CD : Il Proscritto, opéra de Mercadante

Voici la quasi-résurrection d'un opéra, Il Proscritto, de Mercadante, jamais repris depuis sa création en 1842. On la doit aux efforts du label Opera Rara et à son directeur artistique, le chef Carlo Rizzi, convaincu de ses « qualités musicales et de son originalité », de nature à tirer de l'oubli une œuvre que l'histoire a injustement négligée. Une valeureuse distribution en constitue encore un des atouts.

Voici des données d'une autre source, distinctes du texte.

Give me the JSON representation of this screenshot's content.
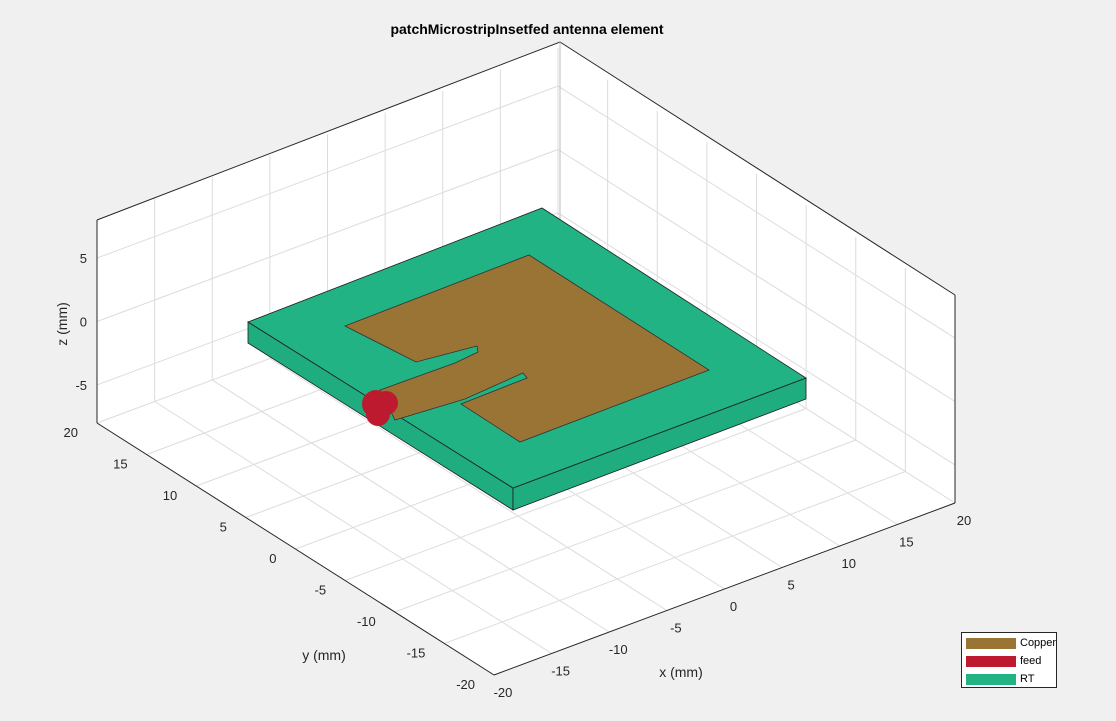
{
  "chart_data": {
    "type": "3d-geometry",
    "title": "patchMicrostripInsetfed antenna element",
    "xlabel": "x (mm)",
    "ylabel": "y (mm)",
    "zlabel": "z (mm)",
    "x_ticks": [
      "-20",
      "-15",
      "-10",
      "-5",
      "0",
      "5",
      "10",
      "15",
      "20"
    ],
    "y_ticks": [
      "-20",
      "-15",
      "-10",
      "-5",
      "0",
      "5",
      "10",
      "15",
      "20"
    ],
    "z_ticks": [
      "-5",
      "0",
      "5"
    ],
    "xlim": [
      -20,
      20
    ],
    "ylim": [
      -20,
      20
    ],
    "zlim": [
      -8,
      8
    ],
    "grid": true,
    "legend_position": "bottom-right",
    "legend": [
      {
        "name": "Copper",
        "color": "#9a7434"
      },
      {
        "name": "feed",
        "color": "#bd1a2f"
      },
      {
        "name": "RT",
        "color": "#21b384"
      }
    ],
    "colors": {
      "substrate_top": "#21b384",
      "substrate_side": "#1fac7f",
      "copper": "#9a7434",
      "feed": "#bd1a2f",
      "grid": "#dcdcdc",
      "axes_background": "#ffffff",
      "figure_background": "#f0f0f0"
    }
  }
}
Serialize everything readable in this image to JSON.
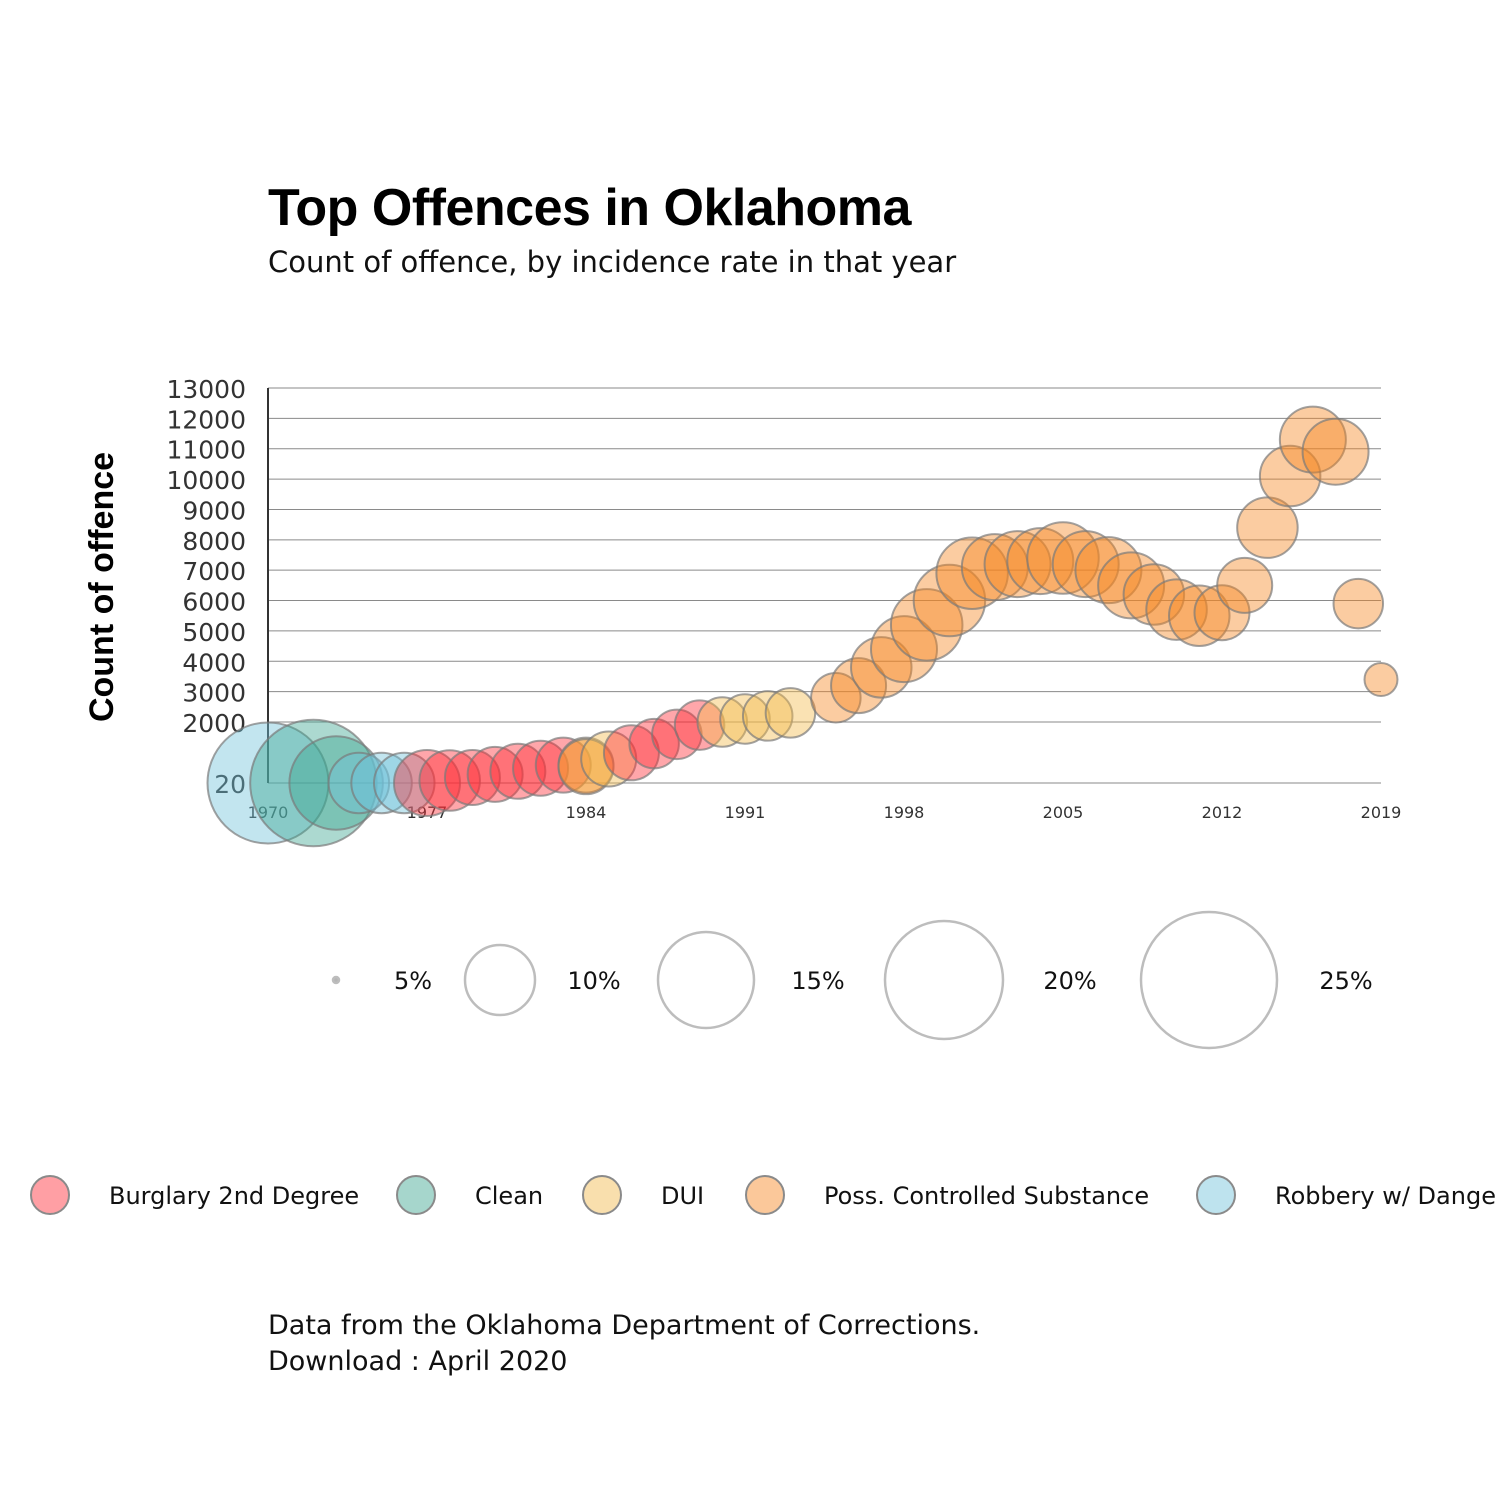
{
  "title": "Top Offences in Oklahoma",
  "subtitle": "Count of offence, by incidence rate in that year",
  "footer": {
    "source": "Data from the Oklahoma Department of Corrections.",
    "download": "Download : April 2020"
  },
  "size_legend": [
    {
      "label": "5%",
      "pct": 5
    },
    {
      "label": "10%",
      "pct": 10
    },
    {
      "label": "15%",
      "pct": 15
    },
    {
      "label": "20%",
      "pct": 20
    },
    {
      "label": "25%",
      "pct": 25
    }
  ],
  "chart_data": {
    "type": "scatter",
    "ylabel": "Count of offence",
    "xlabel": "",
    "y_ticks": [
      20,
      2000,
      3000,
      4000,
      5000,
      6000,
      7000,
      8000,
      9000,
      10000,
      11000,
      12000,
      13000
    ],
    "x_ticks": [
      1970,
      1977,
      1984,
      1991,
      1998,
      2005,
      2012,
      2019
    ],
    "grid": true,
    "colors": {
      "Burglary 2nd Degree": "#ff2a35",
      "Clean": "#3aa58f",
      "DUI": "#f2b94a",
      "Poss. Controlled Substance": "#f6861f",
      "Robbery w/ Dange": "#6ec0da"
    },
    "series": [
      {
        "name": "Robbery w/ Dange",
        "points": [
          {
            "year": 1970,
            "count": 20,
            "rate": 22
          },
          {
            "year": 1974,
            "count": 20,
            "rate": 11
          },
          {
            "year": 1975,
            "count": 20,
            "rate": 11
          },
          {
            "year": 1976,
            "count": 20,
            "rate": 11
          }
        ]
      },
      {
        "name": "Clean",
        "points": [
          {
            "year": 1972,
            "count": 20,
            "rate": 23
          },
          {
            "year": 1973,
            "count": 20,
            "rate": 17
          }
        ]
      },
      {
        "name": "Burglary 2nd Degree",
        "points": [
          {
            "year": 1977,
            "count": 20,
            "rate": 12
          },
          {
            "year": 1978,
            "count": 100,
            "rate": 11
          },
          {
            "year": 1979,
            "count": 200,
            "rate": 10
          },
          {
            "year": 1980,
            "count": 300,
            "rate": 10
          },
          {
            "year": 1981,
            "count": 400,
            "rate": 10
          },
          {
            "year": 1982,
            "count": 500,
            "rate": 10
          },
          {
            "year": 1983,
            "count": 600,
            "rate": 10
          },
          {
            "year": 1986,
            "count": 1000,
            "rate": 10
          },
          {
            "year": 1987,
            "count": 1300,
            "rate": 9
          },
          {
            "year": 1988,
            "count": 1600,
            "rate": 9
          },
          {
            "year": 1989,
            "count": 1900,
            "rate": 9
          }
        ]
      },
      {
        "name": "DUI",
        "points": [
          {
            "year": 1984,
            "count": 600,
            "rate": 10
          },
          {
            "year": 1985,
            "count": 800,
            "rate": 10
          },
          {
            "year": 1990,
            "count": 2000,
            "rate": 9
          },
          {
            "year": 1991,
            "count": 2100,
            "rate": 9
          },
          {
            "year": 1992,
            "count": 2200,
            "rate": 9
          },
          {
            "year": 1993,
            "count": 2300,
            "rate": 9
          }
        ]
      },
      {
        "name": "Poss. Controlled Substance",
        "points": [
          {
            "year": 1984,
            "count": 550,
            "rate": 10
          },
          {
            "year": 1995,
            "count": 2800,
            "rate": 9
          },
          {
            "year": 1996,
            "count": 3200,
            "rate": 10
          },
          {
            "year": 1997,
            "count": 3800,
            "rate": 11
          },
          {
            "year": 1998,
            "count": 4400,
            "rate": 12
          },
          {
            "year": 1999,
            "count": 5200,
            "rate": 13
          },
          {
            "year": 2000,
            "count": 6000,
            "rate": 13
          },
          {
            "year": 2001,
            "count": 6900,
            "rate": 13
          },
          {
            "year": 2002,
            "count": 7100,
            "rate": 12
          },
          {
            "year": 2003,
            "count": 7200,
            "rate": 12
          },
          {
            "year": 2004,
            "count": 7300,
            "rate": 12
          },
          {
            "year": 2005,
            "count": 7400,
            "rate": 13
          },
          {
            "year": 2006,
            "count": 7200,
            "rate": 12
          },
          {
            "year": 2007,
            "count": 7000,
            "rate": 12
          },
          {
            "year": 2008,
            "count": 6500,
            "rate": 12
          },
          {
            "year": 2009,
            "count": 6200,
            "rate": 11
          },
          {
            "year": 2010,
            "count": 5700,
            "rate": 11
          },
          {
            "year": 2011,
            "count": 5500,
            "rate": 11
          },
          {
            "year": 2012,
            "count": 5600,
            "rate": 10
          },
          {
            "year": 2013,
            "count": 6500,
            "rate": 10
          },
          {
            "year": 2014,
            "count": 8400,
            "rate": 11
          },
          {
            "year": 2015,
            "count": 10100,
            "rate": 11
          },
          {
            "year": 2016,
            "count": 11300,
            "rate": 12
          },
          {
            "year": 2017,
            "count": 10900,
            "rate": 12
          },
          {
            "year": 2018,
            "count": 5900,
            "rate": 9
          },
          {
            "year": 2019,
            "count": 3400,
            "rate": 6
          }
        ]
      }
    ],
    "legend": [
      "Burglary 2nd Degree",
      "Clean",
      "DUI",
      "Poss. Controlled Substance",
      "Robbery w/ Dange"
    ],
    "legend_position": "bottom"
  }
}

Apprécié à son époque, bien que méconnu aujourd'hui, Saverio Mercadante (1795-1870) a laissé quelque 70 opéras, dont un seul, Il Giuramento (1837), a survécu et connu les honneurs du disque. Sans doute a-t-il pâti de la concurrence des champions du bel canto que sont Rossini, Donizetti et Bellini, sans parler de l'émergence du jeune Verdi. Son mélodrame Il Proscritto est créé à Naples en 1842, la même année que le Nabucco de ce dernier. Il appartient à sa période dite réformatrice, après que Mercadante ait découvert, à Paris, les vertus du Grand opéra français. La manière du musicien connaît alors une mutation vers ce type d’œuvre lyrique. Encore que l'empreinte bel cantiste perdure souvent dans le chant soliste, comme il en est des cavatines, cabalettes et autres romances qui fleurissent au sein de l'opéra. Le livret dû à Salvatore Cammarano, qui a alimenté bien des auteurs du moment, est inspiré du drame français Le Proscrit (1839) de Frédéric Soulié et Timothée Dehay. Il est transposé en Écosse au XVIIème siècle. Sur fond de luttes entre soutiens de Cromwell et partisans de la cause royaliste, deux hommes, Arturo Murray et Giorgio Argyll, se disputent les faveurs d'une femme Malvina Douglas. On apprend, au moment où celle-ci convole avec Arturo, qu'elle a été mariée à Giorgio, un royaliste passionné, qu'on croyait mort en mer. Mais celui-ci réapparaît le jour des noces. Reconnaissant un ennemi, et un rival, Arturo fera arrêter Giorgio. Partagée dans ses sentiments vis-à-vis des deux hommes, Malvina se donnera la mort devant eux. Giorgio aura le dernier mot : ''Morte ou vivante, elle est à moi pour toujours ! ».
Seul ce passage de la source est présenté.